“A volte ci stupiamo quando leggiamo che la ‘ndrangheta è entrata nelle curve dello stadio di San Siro, che le mafie gestiscono aziende o magari i locali pubblici della movida milanese, o magari che offrono pacchetti di voti ai politici locali. Ma come si arriva a tutto questo?” Se lo chiede Mario Portanova, giornalista e membro del comitato scientifico di Avviso Pubblico, che insieme ai colleghi Giampiero Rossi e Franco Stefanoni, ha firmato il libro “Mafia a Milano e in Lombardia. Ottant’anni di affari e delitti” (Zolfo editore, 2026).
Un volume imponente – oltre 800 pagine – che ricostruisce ottant’anni di presenza mafiosa nel cuore economico del Paese, fino ai più recenti sviluppi investigativi dell’indagine Hyda e il filone “Doppia Curva”. Ma gli autori non si limitano a raccontare, chiamano il lettore a fare i conti con una rimozione collettiva lunga decenni. Quella del radicamento mafioso a Milano e in Lombardia che per molto tempo è stato minimizzato e persino negato a livello istituzionale. E allora non ci si può stupire se ancora oggi si fatica a riconoscere i segnali di inquinamento mafioso del territorio.
Un pregiudizio che ha ritardato la costruzione di una piena consapevolezza collettiva sulla gravità del fenomeno. Eppure, ricordano gli autori, le mafie non sono arrivate all’improvviso. Le tracce dei “pionieri” di cosa nostra e della ‘ndrangheta a Milano si trovano già a partire dagli inizi degli anni Cinquanta. Dalla stagione delle bische e dei sequestri di persona; dall’arresto di Luciano Liggio nel 1974 alla finanza nera di Michele Sindona e Roberto Calvi; fino alle inchieste che hanno lambito figure come Silvio Berlusconi e Marcello Dell’Utri.
«E poi ancora i primi maxiprocessi per ’ndrangheta celebrati non in Calabria ma in Lombardia.
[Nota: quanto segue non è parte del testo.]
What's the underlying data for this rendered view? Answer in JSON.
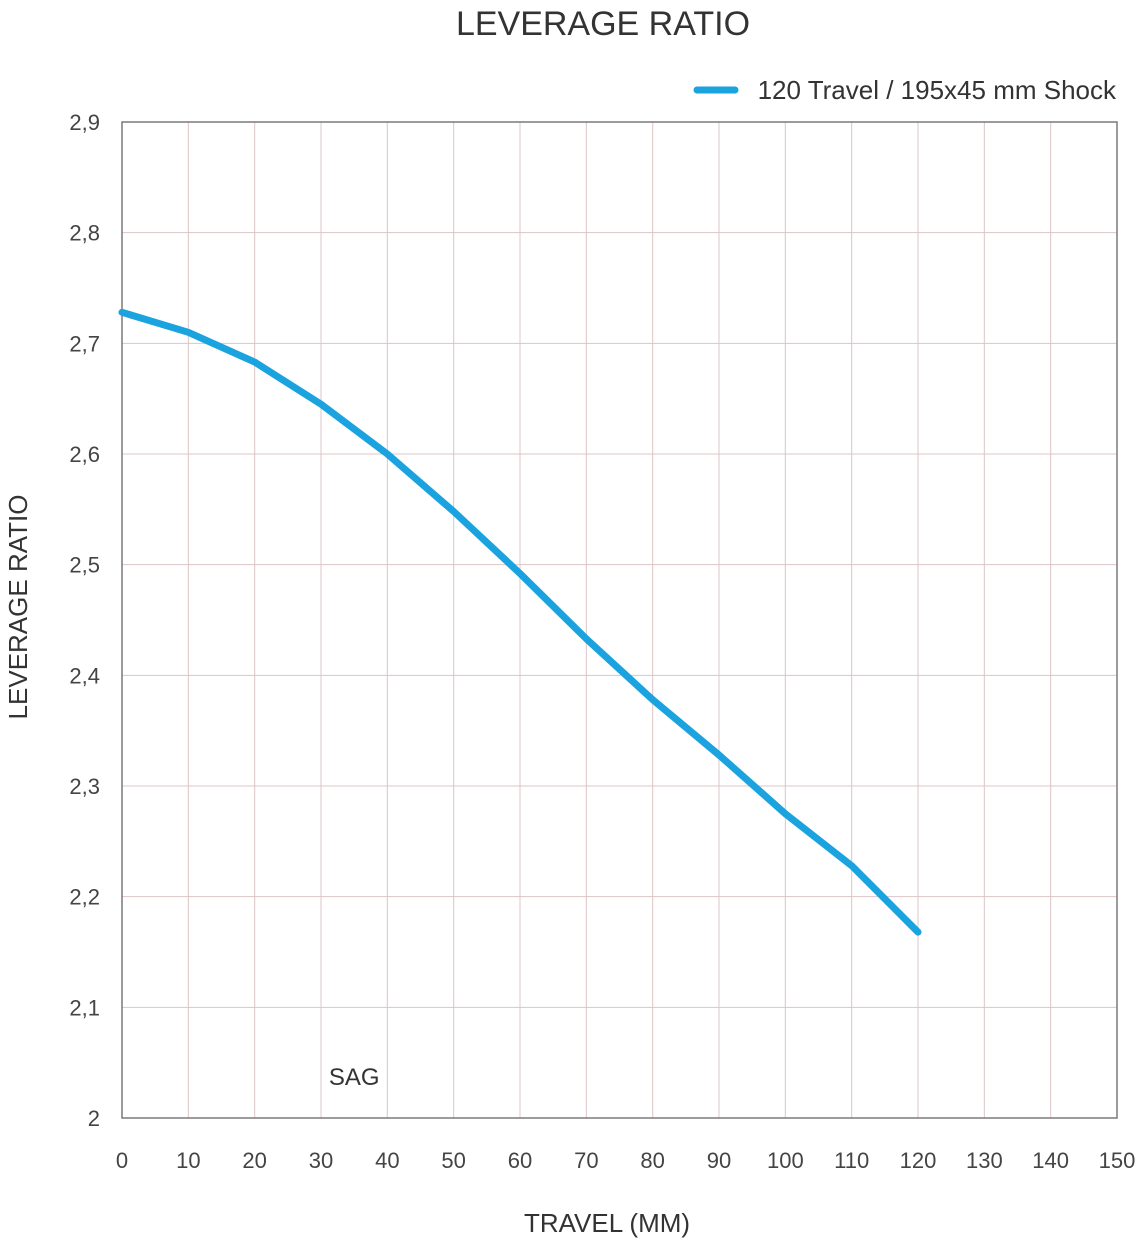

Poi arriviamo all’assalto all’economia pulita, fino alle indagini più recenti, compresa l’indagine Hydra che racconta di una federazione fra ‘ndrangheta, cosa nostra e camorra», racconta ancora Mario Portanova.
Ne emerge un contesto chiaro sulla capacità delle mafie di adattarsi e inabissarsi quando necessario. Rinunciare alla violenza eclatante per insinuarsi nel profondo dei circuiti dell’economia e della società del Nord. “Abbiamo impestato tutta Milano”, dice ai magistrati uno dei protagonisti dell’inchiesta Hydra. Una frase brutale, che sintetizza decenni di sottovalutazioni.
La ricostruzione storica degli autori e soprattutto uno strumento di comprensione del presente. “Mafia a Milano e in Lombardia” è un libro che punta a smantellare narrazioni di comodo e rassicuranti. E come dimostra questa storia, negare la realtà è stato uno degli errori più grandi.